”Fils du voïvode de Moldavie Bogdan II (1449-1451) et neveu d’Alexandre le Bon (1400-1432), saint Étienne monta sur le trône de cette principauté en 1457, à l’époque critique où elle se trouvait constamment menacée par les Hongrois, les Turcs et les Tatares. Pendant les premières années de son règne, il mena des campagnes victorieuses en Transylvanie, repoussa une tentative d’invasion du roi de Hongrie (1467) et chassa de Valachie le voïvode Radu qui s’était allié aux Turcs (1471). Trois ans plus tard, il remporta une glorieuse victoire contre une armée turque de 120.000 hommes avec seulement 40.000 soldats chrétiens. Comme les Ottomans préparaient une nouvelle offensive, celui qu’on appelait “l’athlète du Christ” s’efforça de rassembler une coalition de tous les princes chrétiens, mais il ne fut pas entendu, et les Moldaves durent affronter seuls une gigantesque armée turque de 150.000 hommes, ayant à sa tête le sultan en personne.

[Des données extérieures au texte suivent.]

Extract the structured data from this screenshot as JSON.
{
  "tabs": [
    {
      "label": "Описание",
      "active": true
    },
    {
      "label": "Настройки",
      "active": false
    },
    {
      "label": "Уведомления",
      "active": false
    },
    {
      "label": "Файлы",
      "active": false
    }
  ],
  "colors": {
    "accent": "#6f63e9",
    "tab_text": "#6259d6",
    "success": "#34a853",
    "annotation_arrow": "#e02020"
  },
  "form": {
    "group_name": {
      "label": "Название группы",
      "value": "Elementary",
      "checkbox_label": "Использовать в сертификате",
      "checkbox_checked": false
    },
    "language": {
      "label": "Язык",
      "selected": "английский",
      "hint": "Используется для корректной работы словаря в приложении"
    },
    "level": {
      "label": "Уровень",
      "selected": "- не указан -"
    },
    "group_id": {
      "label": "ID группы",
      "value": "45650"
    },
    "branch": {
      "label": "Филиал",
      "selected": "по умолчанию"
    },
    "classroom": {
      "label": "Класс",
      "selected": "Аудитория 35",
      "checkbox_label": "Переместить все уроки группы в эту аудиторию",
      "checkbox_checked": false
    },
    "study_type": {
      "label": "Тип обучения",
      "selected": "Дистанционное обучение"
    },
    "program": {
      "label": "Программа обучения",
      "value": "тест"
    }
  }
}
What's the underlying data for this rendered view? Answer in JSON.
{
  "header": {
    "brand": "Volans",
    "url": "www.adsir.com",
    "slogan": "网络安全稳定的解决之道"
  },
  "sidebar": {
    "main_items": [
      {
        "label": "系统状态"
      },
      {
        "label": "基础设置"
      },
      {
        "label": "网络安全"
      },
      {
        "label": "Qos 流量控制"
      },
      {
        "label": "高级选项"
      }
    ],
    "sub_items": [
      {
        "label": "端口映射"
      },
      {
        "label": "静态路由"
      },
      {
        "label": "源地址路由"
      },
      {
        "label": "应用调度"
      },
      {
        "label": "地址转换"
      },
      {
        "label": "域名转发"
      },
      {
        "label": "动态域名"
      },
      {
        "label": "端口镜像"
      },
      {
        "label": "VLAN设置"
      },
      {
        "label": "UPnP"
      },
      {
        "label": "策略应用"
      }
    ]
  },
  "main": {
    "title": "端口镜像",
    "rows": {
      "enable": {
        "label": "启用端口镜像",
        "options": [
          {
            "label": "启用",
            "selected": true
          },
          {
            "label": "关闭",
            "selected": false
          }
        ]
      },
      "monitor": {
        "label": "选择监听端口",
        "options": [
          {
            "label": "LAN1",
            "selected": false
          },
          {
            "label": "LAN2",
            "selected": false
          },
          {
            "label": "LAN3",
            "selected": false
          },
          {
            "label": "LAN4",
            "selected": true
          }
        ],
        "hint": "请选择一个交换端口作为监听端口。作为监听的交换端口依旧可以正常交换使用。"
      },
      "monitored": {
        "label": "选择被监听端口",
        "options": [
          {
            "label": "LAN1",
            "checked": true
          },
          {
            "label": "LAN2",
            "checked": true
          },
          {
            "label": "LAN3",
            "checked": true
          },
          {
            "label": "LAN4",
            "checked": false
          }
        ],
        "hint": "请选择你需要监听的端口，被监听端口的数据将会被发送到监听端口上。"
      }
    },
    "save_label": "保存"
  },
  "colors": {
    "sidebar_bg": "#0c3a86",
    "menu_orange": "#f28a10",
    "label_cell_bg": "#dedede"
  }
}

Vaincu, Étienne se replia dans une forêt et résista autant que ses forces le lui permirent, puis il alla se réfugier en Pologne, tandis que les Turcs pillaient son royaume. Mais les envahisseurs s’étant assez vite retirés, il put reprendre une grande partie de son territoire en luttant non seulement contre les étrangers mais aussi contre les faux-frères. Pendant les dernières années de son règne, il remporta des victoires successives contre les Turcs, les Polonais et les Hongrois, et réussit à préserver l’intégrité de la principauté orthodoxe de Moldavie. Homme de foi et de grande vaillance, le saint prince ne mettait pas son espérance dans ses propres forces, mais en Dieu, par les prières de son père spirituel, saint Daniel l’Hésychaste (cf. 14 déc.). Pendant quarante-sept années, malgré les épreuves innombrables, il ne cessa de gouverner son peuple avec sagesse, en l’exhortant à l’unité et à la droiture morale pour affronter les ennemis de la foi. S’étant engagé par vœu à faire construire une église ou un monastère chaque fois qu’il remporterait une victoire, il triompha par la puissance de la Croix, et quarante-quatre églises et monastères purent être édifiés, non seulement en Moldavie mais aussi dans les autres principautés roumaines ainsi qu’au Mont Athos : bâtiments d’un goût exquis qui manifestèrent la survie de “Byzance après Byzance”.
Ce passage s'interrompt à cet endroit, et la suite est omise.